Should Women Vote? Important Affirmative Authority. - 2 COPIES.
Extremely Rare Pre-Civil War Pamphlet Advocating Woman Suffrage
Important Statements From Lydia Maria Child And Lucretia Mott, Frederic Douglass, Harriet Beecher Stowe, Harriet Taylor (John Stuart Mill's wife) and more
[Suffrage]. Should Women Vote? Important Affirmative Authority. Rochester, N.Y.: Wm. S. Falls, Book & Job Printer, [ca. 1857].
8vo; 4 pp.; pamphlet 5 7/16 x 8 ¼”; self-wrappers; ex-library with oval institutional stamp (Central Michigan University—Clarke Historical Library); withdrawl stamp; few pencil notations in margins; chipping at edges; lower corner of pp. 3-4 folded and has ¼” tear; light fingerprint-size smudge to text on pp. 1-2; else good and quite unusual thus—pre-Civil War publications on the question of woman suffrage are quite rare.
First Edition. Giants of the human rights and anti-slavery movements support woman suffrage in this rare offering. A pamphlet promoting the woman suffrage campaign, Should Women Vote? features quotes from American political and religious leaders, state government reports, and key figures in the suffrage and abolitionist movement including Anna E. Dickinson, Lydia Maria Child, Lucretia Mott, and Harriet Beecher Stowe. “Give the woman the ballot, and the colored man will not other way so quickly get his just rights,” says Frederick Douglass in one quote. In another quote excerpted from Mrs. John Stuart Mill’s The Enfranchisement Of Woman, Mill writes “That women have as good a claim as men, in point of personal right to the suffrage, or to a place in the jury box, it would be difficult for any one to deny.”

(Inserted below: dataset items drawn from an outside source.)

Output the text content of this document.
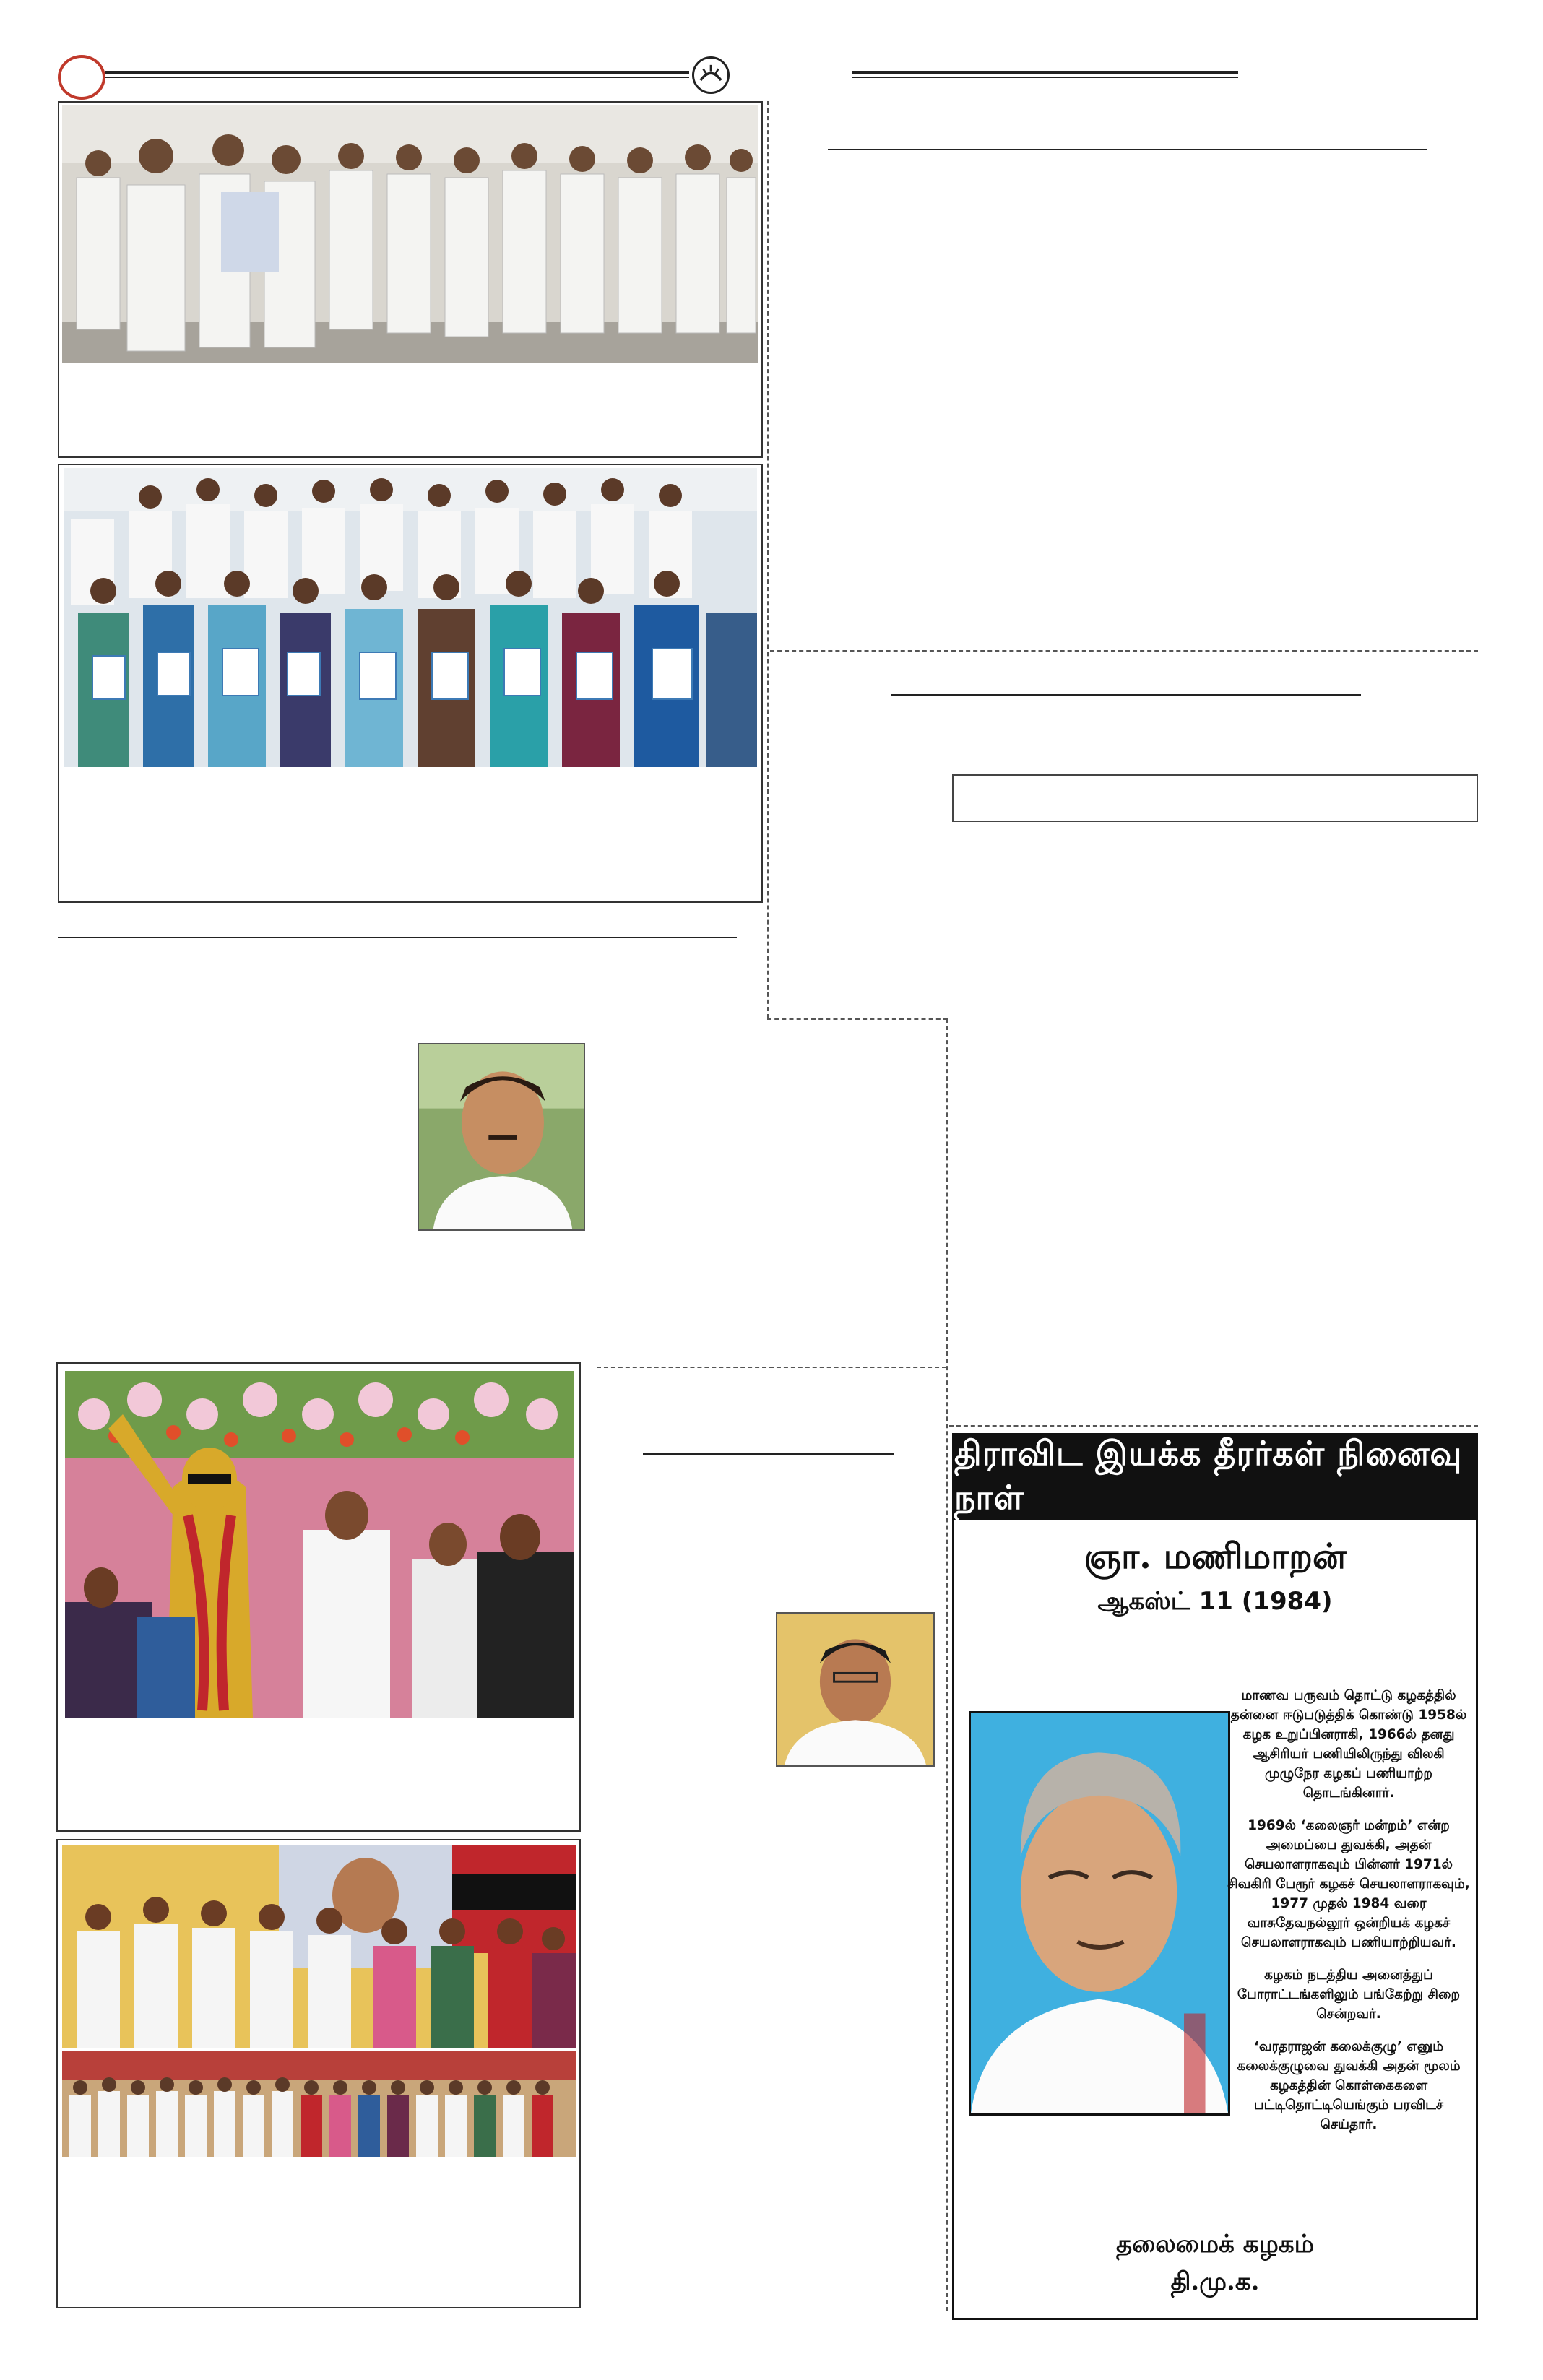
திராவிட இயக்க தீரர்கள் நினைவு நாள்
ஞா. மணிமாறன்
ஆகஸ்ட் 11 (1984)

மாணவ பருவம் தொட்டு கழகத்தில் தன்னை ஈடுபடுத்திக் கொண்டு 1958ல் கழக உறுப்பினராகி, 1966ல் தனது ஆசிரியர் பணியிலிருந்து விலகி முழுநேர கழகப் பணியாற்ற தொடங்கினார்.

1969ல் ‘கலைஞர் மன்றம்’ என்ற அமைப்பை துவக்கி, அதன் செயலாளராகவும் பின்னர் 1971ல் சிவகிரி பேரூர் கழகச் செயலாளராகவும், 1977 முதல் 1984 வரை வாசுதேவநல்லூர் ஒன்றியக் கழகச் செயலாளராகவும் பணியாற்றியவர்.

கழகம் நடத்திய அனைத்துப் போராட்டங்களிலும் பங்கேற்று சிறை சென்றவர்.

‘வரதராஜன் கலைக்குழு’ எனும் கலைக்குழுவை துவக்கி அதன் மூலம் கழகத்தின் கொள்கைகளை பட்டிதொட்டியெங்கும் பரவிடச் செய்தார்.

தலைமைக் கழகம்
தி.மு.க.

This pamphlet was written and distributed in the decade following the approval of the resolution calling for woman suffrage at the 1848 Seneca Falls Convention, the beginning of the women’s suffrage movement in the United States. Plus, it was published in upstate New York, the center of the campaign for suffrage and the women’s rights movement in 19th century America. Not in Sabin, Eberstadt, Decker. Kritchmar, 544.